Many respected soldiers suffered direct persecution for their sexuality. These include Second Lieutenant Charles Henry Faulkes, who was reprimanded for visiting a gay spa and Lieutenant Wilfrid Marsden who was sentenced to two years of hard labour for ‘gross indecency’.
This is to say nothing of the fact that one of the single most important individuals in contributing to the British victory in World War Two was himself LGBTQ+. In cracking the Enigma code, Alan Turing is believed to have shortened the war by four years. At the same time, being forced to hide his sexuality and eventually being prosecuted by the country he had helped to save.
There were also cultural significant figures, such as the poet Wilfred Owen. In spite of his importance to literature he was forced to hide and suppress their identities in order to avoid similar persecution. It thus important to highlight and give a platform for the stories of such individuals and communities.

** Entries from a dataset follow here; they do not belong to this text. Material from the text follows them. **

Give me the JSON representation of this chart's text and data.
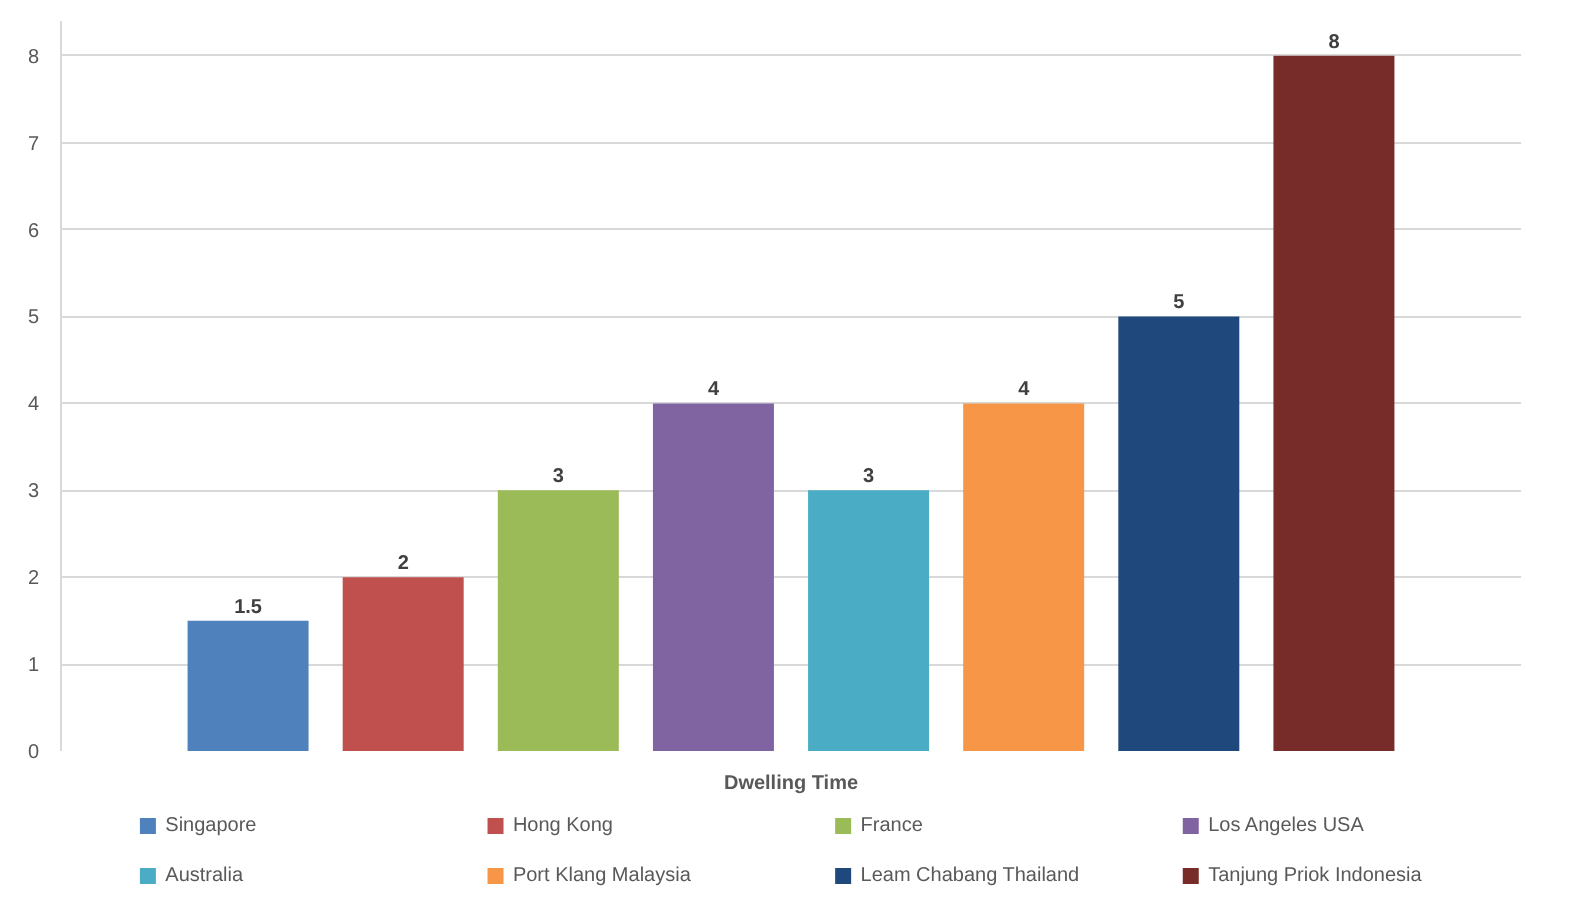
{
  "chart_data": {
    "type": "bar",
    "categories": [
      "Dwelling Time"
    ],
    "series": [
      {
        "name": "Singapore",
        "color": "#4f81bd",
        "values": [
          1.5
        ]
      },
      {
        "name": "Hong Kong",
        "color": "#c0504d",
        "values": [
          2
        ]
      },
      {
        "name": "France",
        "color": "#9bbb59",
        "values": [
          3
        ]
      },
      {
        "name": "Los Angeles USA",
        "color": "#8064a2",
        "values": [
          4
        ]
      },
      {
        "name": "Australia",
        "color": "#4bacc6",
        "values": [
          3
        ]
      },
      {
        "name": "Port Klang Malaysia",
        "color": "#f79646",
        "values": [
          4
        ]
      },
      {
        "name": "Leam Chabang Thailand",
        "color": "#1f497d",
        "values": [
          5
        ]
      },
      {
        "name": "Tanjung Priok Indonesia",
        "color": "#772c2a",
        "values": [
          8
        ]
      }
    ],
    "ylim": [
      0,
      8.4
    ],
    "yticks": [
      0,
      1,
      2,
      3,
      4,
      5,
      6,
      7,
      8
    ],
    "grid": "y",
    "legend": "bottom",
    "data_labels": true
  }
}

We have a responsibility to give them the recognition and appreciation they were denied in their own time. It is also worth noting that the actual image which has aroused such a level of controversy is from an online marketplace. In fact, the listing is now unavailable for purchase in this country at this time.
It is unclear whether this version reflects Howson’s original intentions for the campaign. Since the controversy the seller has been forced to withdraw the product.
This is a prime example of misleading information used to attack the LGBTQ+ community. This hearkens back to the days of vicious slandering accusing Queer people of predatory recruitment of children.
The ‘shoving it in our faces’ argument is another trope of homophobic discourse. It is specifically designed to return LGBTQ+ people to the closet and silence them.
While legitimate criticism of any concept should be welcomed, we must also make sure to challenge bigotry and to educate where we find ignorant opinions.
For me, the whole conversation surrounding the rainbow poppy is reflective of a wider, occasionally uncomfortable discussion surrounding the presence of Queer people within society. It can expose uncomfortable bigotry that remains on the fringes of popular discourse.
But it also provides the opportunity to challenge these ideas and educate each other about the many facets of remembrance. Through this discourse, it is also possible to put a spotlight on some important figures in LGBTQ+ history. People who deserve a place in the narrative.
In this climate, is especially important that we as Queer people do not allow our voices to be drowned out. We must then work to come together with others on days of unity such as November 11th. Ultimately, I feel that some of those on the other side of this argument should remember the freedoms and struggles that so many of the soldiers we honour on Remembrance Day gave their lives for.